# assignment 1702

Intro to Data Mining

Chapter 6 exercises:

5. Prove Equation 6.3 in the book. (Hint: First, count the number of ways to create an itemset that forms the left hand side of the rule. Next, for each size k itemset selected for the left-hand side, count the number of ways to choose the remaining d âˆ’ k items to form the right-hand side of the rule.)

Chapter 7 exercises:

15. Describe the types of modifications necessary to adapt the frequent subgraph mining algorithm to handle:

(a) Directed graphs

(b) Unlabeled graphs

(c) Acyclic graphs

(d) Disconnected graphs

For each type of graph given above, describe which step of the algorithm will be affected (candidate generation, candidate pruning, and support counting), and any further optimization that can help improve the efficiency of the algorithm.

Chapter 8 exercises:

8. Consider the mean of a cluster of objects from a binary transaction data set. What are the minimum and maximum values of the components of the mean? What is the interpretation of components of the cluster mean? Which components most accurately characterize the objects in the cluster?

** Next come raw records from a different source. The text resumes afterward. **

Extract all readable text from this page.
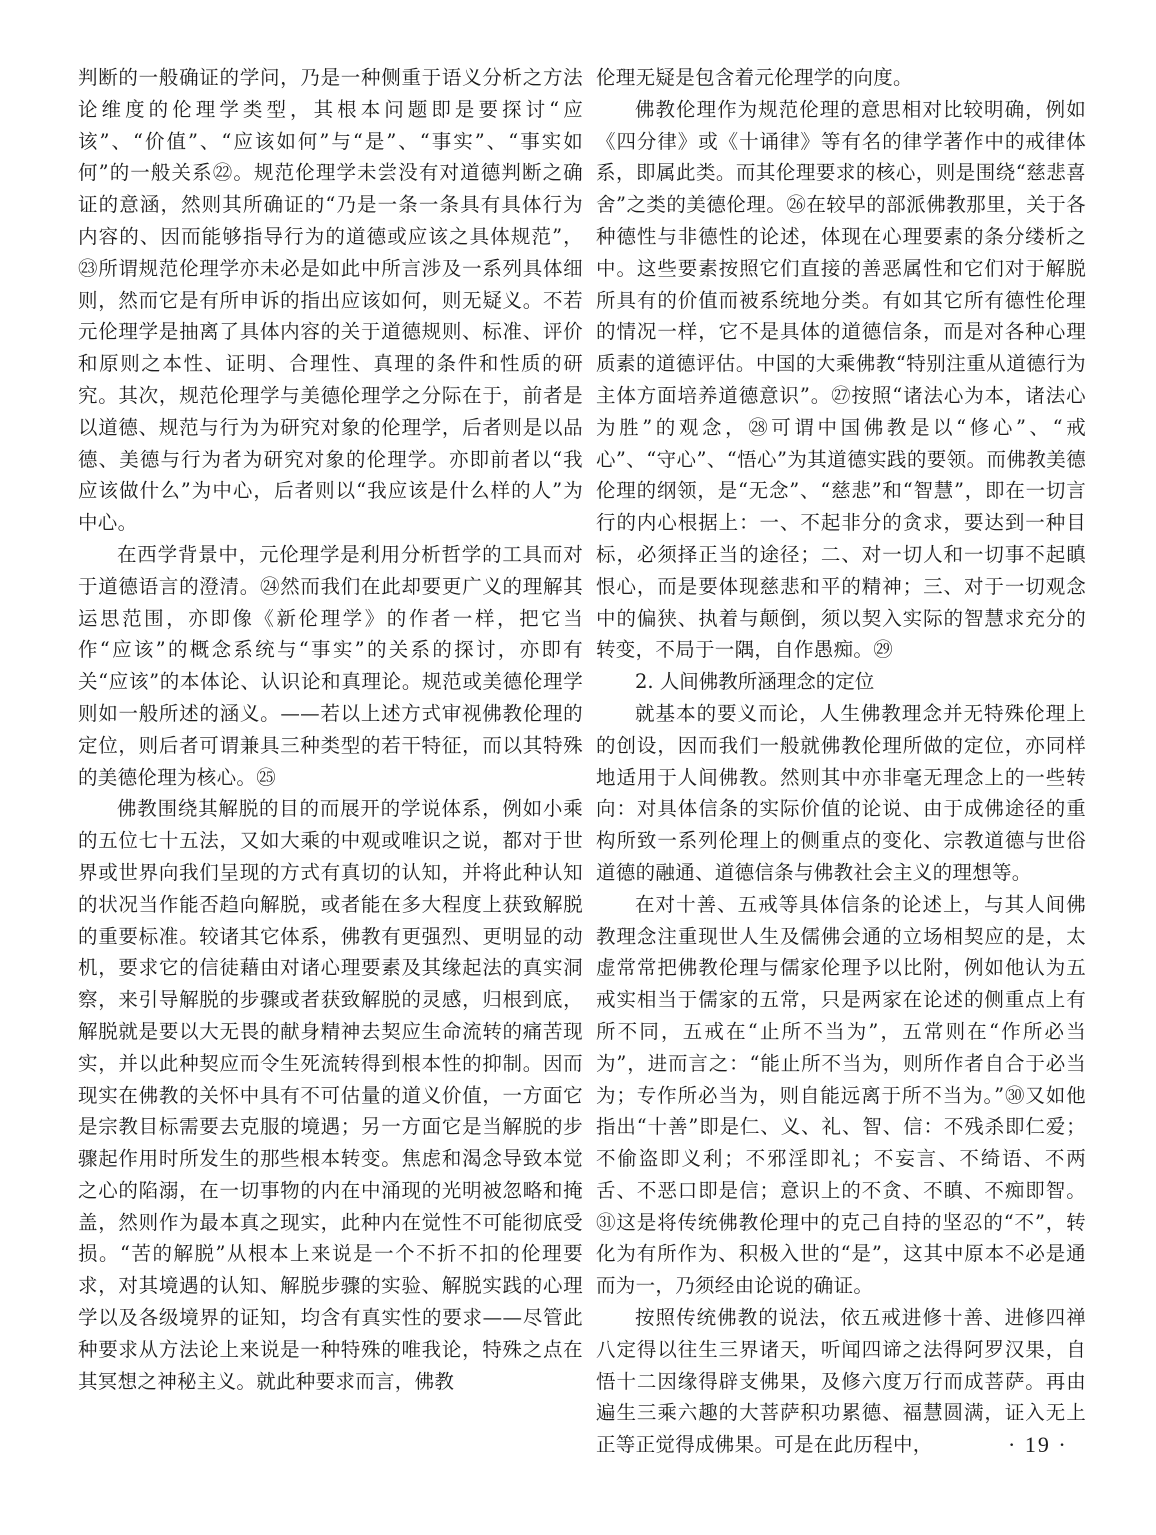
判断的一般确证的学问，乃是一种侧重于语义分析之方法论维度的伦理学类型，其根本问题即是要探讨“应该”、“价值”、“应该如何”与“是”、“事实”、“事实如何”的一般关系㉒。规范伦理学未尝没有对道德判断之确证的意涵，然则其所确证的“乃是一条一条具有具体行为内容的、因而能够指导行为的道德或应该之具体规范”，㉓所谓规范伦理学亦未必是如此中所言涉及一系列具体细则，然而它是有所申诉的指出应该如何，则无疑义。不若元伦理学是抽离了具体内容的关于道德规则、标准、评价和原则之本性、证明、合理性、真理的条件和性质的研究。其次，规范伦理学与美德伦理学之分际在于，前者是以道德、规范与行为为研究对象的伦理学，后者则是以品德、美德与行为者为研究对象的伦理学。亦即前者以“我应该做什么”为中心，后者则以“我应该是什么样的人”为中心。

在西学背景中，元伦理学是利用分析哲学的工具而对于道德语言的澄清。㉔然而我们在此却要更广义的理解其运思范围，亦即像《新伦理学》的作者一样，把它当作“应该”的概念系统与“事实”的关系的探讨，亦即有关“应该”的本体论、认识论和真理论。规范或美德伦理学则如一般所述的涵义。——若以上述方式审视佛教伦理的定位，则后者可谓兼具三种类型的若干特征，而以其特殊的美德伦理为核心。㉕

佛教围绕其解脱的目的而展开的学说体系，例如小乘的五位七十五法，又如大乘的中观或唯识之说，都对于世界或世界向我们呈现的方式有真切的认知，并将此种认知的状况当作能否趋向解脱，或者能在多大程度上获致解脱的重要标准。较诸其它体系，佛教有更强烈、更明显的动机，要求它的信徒藉由对诸心理要素及其缘起法的真实洞察，来引导解脱的步骤或者获致解脱的灵感，归根到底，解脱就是要以大无畏的献身精神去契应生命流转的痛苦现实，并以此种契应而令生死流转得到根本性的抑制。因而现实在佛教的关怀中具有不可估量的道义价值，一方面它是宗教目标需要去克服的境遇；另一方面它是当解脱的步骤起作用时所发生的那些根本转变。焦虑和渴念导致本觉之心的陷溺，在一切事物的内在中涌现的光明被忽略和掩盖，然则作为最本真之现实，此种内在觉性不可能彻底受损。“苦的解脱”从根本上来说是一个不折不扣的伦理要求，对其境遇的认知、解脱步骤的实验、解脱实践的心理学以及各级境界的证知，均含有真实性的要求——尽管此种要求从方法论上来说是一种特殊的唯我论，特殊之点在其冥想之神秘主义。就此种要求而言，佛教

伦理无疑是包含着元伦理学的向度。

佛教伦理作为规范伦理的意思相对比较明确，例如《四分律》或《十诵律》等有名的律学著作中的戒律体系，即属此类。而其伦理要求的核心，则是围绕“慈悲喜舍”之类的美德伦理。㉖在较早的部派佛教那里，关于各种德性与非德性的论述，体现在心理要素的条分缕析之中。这些要素按照它们直接的善恶属性和它们对于解脱所具有的价值而被系统地分类。有如其它所有德性伦理的情况一样，它不是具体的道德信条，而是对各种心理质素的道德评估。中国的大乘佛教“特别注重从道德行为主体方面培养道德意识”。㉗按照“诸法心为本，诸法心为胜”的观念，㉘可谓中国佛教是以“修心”、“戒心”、“守心”、“悟心”为其道德实践的要领。而佛教美德伦理的纲领，是“无念”、“慈悲”和“智慧”，即在一切言行的内心根据上：一、不起非分的贪求，要达到一种目标，必须择正当的途径；二、对一切人和一切事不起瞋恨心，而是要体现慈悲和平的精神；三、对于一切观念中的偏狭、执着与颠倒，须以契入实际的智慧求充分的转变，不局于一隅，自作愚痴。㉙

2. 人间佛教所涵理念的定位

就基本的要义而论，人生佛教理念并无特殊伦理上的创设，因而我们一般就佛教伦理所做的定位，亦同样地适用于人间佛教。然则其中亦非毫无理念上的一些转向：对具体信条的实际价值的论说、由于成佛途径的重构所致一系列伦理上的侧重点的变化、宗教道德与世俗道德的融通、道德信条与佛教社会主义的理想等。

在对十善、五戒等具体信条的论述上，与其人间佛教理念注重现世人生及儒佛会通的立场相契应的是，太虚常常把佛教伦理与儒家伦理予以比附，例如他认为五戒实相当于儒家的五常，只是两家在论述的侧重点上有所不同，五戒在“止所不当为”，五常则在“作所必当为”，进而言之：“能止所不当为，则所作者自合于必当为；专作所必当为，则自能远离于所不当为。”㉚又如他指出“十善”即是仁、义、礼、智、信：不残杀即仁爱；不偷盗即义利；不邪淫即礼；不妄言、不绮语、不两舌、不恶口即是信；意识上的不贪、不瞋、不痴即智。㉛这是将传统佛教伦理中的克己自持的坚忍的“不”，转化为有所作为、积极入世的“是”，这其中原本不必是通而为一，乃须经由论说的确证。

按照传统佛教的说法，依五戒进修十善、进修四禅八定得以往生三界诸天，听闻四谛之法得阿罗汉果，自悟十二因缘得辟支佛果，及修六度万行而成菩萨。再由遍生三乘六趣的大菩萨积功累德、福慧圆满，证入无上正等正觉得成佛果。可是在此历程中，	· 19 ·
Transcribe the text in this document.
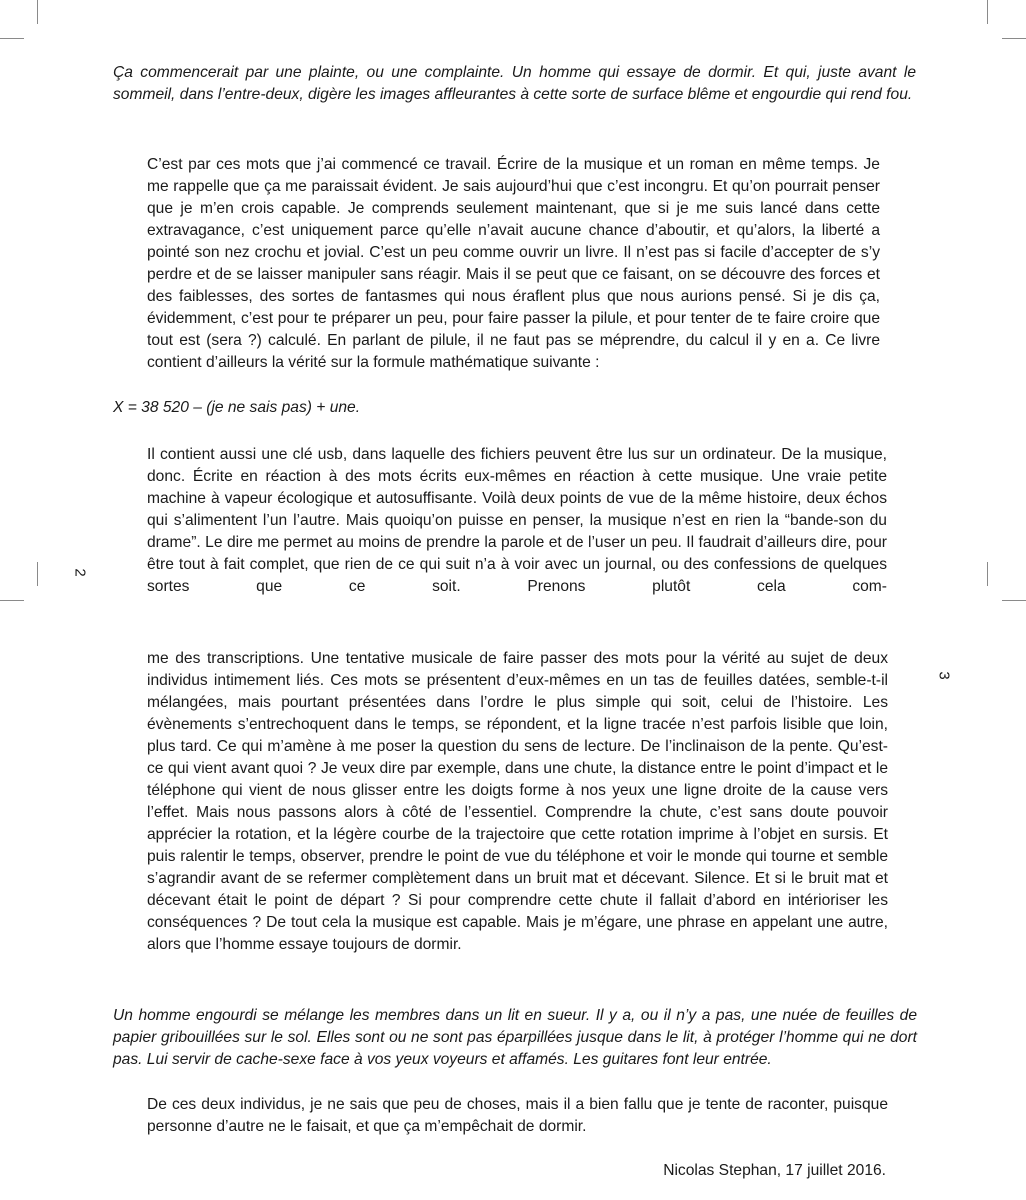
2
3

Ça commencerait par une plainte, ou une complainte. Un homme qui essaye de dormir. Et qui, juste avant le sommeil, dans l’entre-deux, digère les images affleurantes à cette sorte de surface blême et engourdie qui rend fou.

C’est par ces mots que j’ai commencé ce travail. Écrire de la musique et un roman en même temps. Je me rappelle que ça me paraissait évident. Je sais aujourd’hui que c’est incongru. Et qu’on pourrait penser que je m’en crois capable. Je comprends seulement maintenant, que si je me suis lancé dans cette extravagance, c’est uniquement parce qu’elle n’avait aucune chance d’aboutir, et qu’alors, la liberté a pointé son nez crochu et jovial. C’est un peu comme ouvrir un livre. Il n’est pas si facile d’accepter de s’y perdre et de se laisser manipuler sans réagir. Mais il se peut que ce faisant, on se découvre des forces et des faiblesses, des sortes de fantasmes qui nous éraflent plus que nous aurions pensé. Si je dis ça, évidemment, c’est pour te préparer un peu, pour faire passer la pilule, et pour tenter de te faire croire que tout est (sera ?) calculé. En parlant de pilule, il ne faut pas se méprendre, du calcul il y en a. Ce livre contient d’ailleurs la vérité sur la formule mathématique suivante :

X = 38 520 – (je ne sais pas) + une.

Il contient aussi une clé usb, dans laquelle des fichiers peuvent être lus sur un ordinateur. De la musique, donc. Écrite en réaction à des mots écrits eux-mêmes en réaction à cette musique. Une vraie petite machine à vapeur écologique et autosuffisante. Voilà deux points de vue de la même histoire, deux échos qui s’alimentent l’un l’autre. Mais quoiqu’on puisse en penser, la musique n’est en rien la “bande-son du drame”. Le dire me permet au moins de prendre la parole et de l’user un peu. Il faudrait d’ailleurs dire, pour être tout à fait complet, que rien de ce qui suit n’a à voir avec un journal, ou des confessions de quelques sortes que ce soit. Prenons plutôt cela com-

me des transcriptions. Une tentative musicale de faire passer des mots pour la vérité au sujet de deux individus intimement liés. Ces mots se présentent d’eux-mêmes en un tas de feuilles datées, semble-t-il mélangées, mais pourtant présentées dans l’ordre le plus simple qui soit, celui de l’histoire. Les évènements s’entrechoquent dans le temps, se répondent, et la ligne tracée n’est parfois lisible que loin, plus tard. Ce qui m’amène à me poser la question du sens de lecture. De l’inclinaison de la pente. Qu’est-ce qui vient avant quoi ? Je veux dire par exemple, dans une chute, la distance entre le point d’impact et le téléphone qui vient de nous glisser entre les doigts forme à nos yeux une ligne droite de la cause vers l’effet. Mais nous passons alors à côté de l’essentiel. Comprendre la chute, c’est sans doute pouvoir apprécier la rotation, et la légère courbe de la trajectoire que cette rotation imprime à l’objet en sursis. Et puis ralentir le temps, observer, prendre le point de vue du téléphone et voir le monde qui tourne et semble s’agrandir avant de se refermer complètement dans un bruit mat et décevant. Silence. Et si le bruit mat et décevant était le point de départ ? Si pour comprendre cette chute il fallait d’abord en intérioriser les conséquences ? De tout cela la musique est capable. Mais je m’égare, une phrase en appelant une autre, alors que l’homme essaye toujours de dormir.

Un homme engourdi se mélange les membres dans un lit en sueur. Il y a, ou il n’y a pas, une nuée de feuilles de papier gribouillées sur le sol. Elles sont ou ne sont pas éparpillées jusque dans le lit, à protéger l’homme qui ne dort pas. Lui servir de cache-sexe face à vos yeux voyeurs et affamés. Les guitares font leur entrée.

De ces deux individus, je ne sais que peu de choses, mais il a bien fallu que je tente de raconter, puisque personne d’autre ne le faisait, et que ça m’empêchait de dormir.

Nicolas Stephan, 17 juillet 2016.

11. Total SSE is the sum of the SSE for each separate attribute. What does it mean if the SSE for one variable is low for all clusters? Low for just one cluster? High for all clusters? High for just one cluster? How could you use the per variable SSE information to improve your clustering?

18. Suppose we find K clusters using Ward’s method, bisecting K-means, and ordinary K-means. Which of these solutions represents a local or global minimum? Explain.